“快去帮我叫下那老不死的,就说我王平川来了”
几句毫无顾忌的市井玩笑与互怼,让原本因为草药而显得有些清冷的白氏百草堂,瞬间充满了鲜活的热闹气息。
有了白逢秋的到来,这个原本只有一老一少、略显沉闷的小小药铺里,充满了令人浑身放松的欢声笑语。
她就是这样一个人,就像是一束穿透云层的阳光。
无论走到哪里,都能毫不费力地给身边的人带来久违的笑声与温暖。
一整个上午的时间,白逢秋在铺子里忙得就像个不知疲倦的小陀螺。
她手脚麻利地给上门的街坊邻居抓药、上秤、用锋利的铡刀切片、最后拨动算盘算账。
那一整套动作行云流水,甚至比在这条街上干了十几年的老朝奉还要熟练几分。
遇到那些衣着寒酸、补丁摞着补丁的苦命人,或是一些穷困潦倒的低阶散修来买救命的金疮药时。

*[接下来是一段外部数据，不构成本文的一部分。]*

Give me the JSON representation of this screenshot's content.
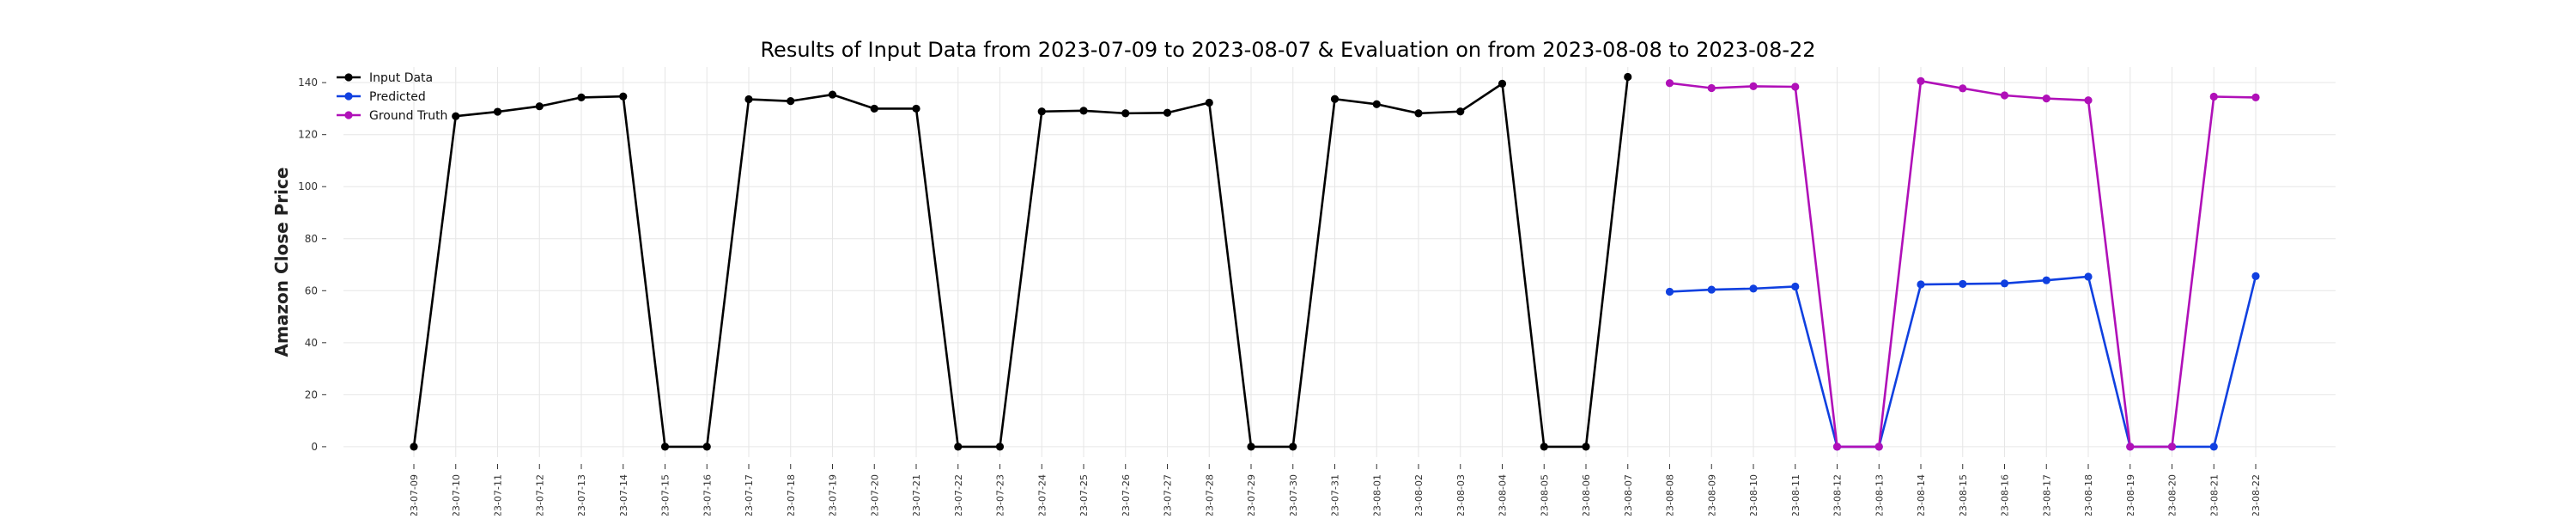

白逢秋在用小黄铜秤称量药材时,那双明亮的大眼睛总会骨碌碌地转一转。
随后,她便会装作不经意的样子,留痕迹地给他们的药包里多塞进去一两药材。
街坊们看破不说破,只是在临走时,对这个善良的姑娘报以一个感激的微笑。
。。。。。。。。。
时间在忙碌中悄然流逝。
到了下午时分,日头渐渐西斜,铺子里的生意也随着阳光的偏移渐渐清闲了下来。
大堂内难得地安静。
那个小药童趴在高高的柜台后面,小脑袋一点一点的,正打着香甜的瞌睡,嘴角还挂着一丝晶莹的口水。
白逢秋也终于得了空闲。
她搬了个小木板凳,坐在药铺大门内侧通风的地方。
她低着头,双手握着沉甸甸的小铁杵,正在专心致志地捣着一钵用于止血的药粉。
“叮铃——”
突然,药铺门檐上挂着的那串有些陈旧的迎客风铃,在微风中发出一阵清脆悦耳的声响。
一道略显修长的影子,跨过了百草堂的木门槛,遮挡住了投射在地上的阳光。
有客上门。
白逢秋此时正盯着钵里的药粉研磨到关键时刻,头也没抬。
她下意识地用那清脆干练的嗓音,脱口而出了一句十分熟练的行话:
“客官里面请。”
“是按方抓药,还是找我家大夫看诊?”
然而,大堂内并没有像往常那样,传来客人报药名或是焦急问诊的回答声。
那来人跨过门槛后,便停下了脚步。
随后,一道带着淡淡促狭笑意、宛如玉石相击般好听的年轻女声,不疾不徐地响了起来:
“小二,给我来二两。。。。。。寒甘露。”
这句存心“砸场子”的玩笑话,却配着一个让白逢秋灵魂深处都感到无比熟悉的声线。
白逢秋握着铁杵的手猛地一僵。
下一秒,她猛然抬起那张沾了一点药粉的小脸。
阳光从门外倾洒而入。
只见姜清婉一袭神秘的紫衣在微风中轻轻流转,宛如九天之上的谪仙。
她正慵懒地倚在百草堂那有些斑驳陈旧的木质门框上。
那张向来冷若冰霜的面容上,此刻正挂着一抹难得的温柔又带着几分促狭的笑意。
她微微偏着头,正眉眼弯弯地注视着坐在小板凳上的白逢秋。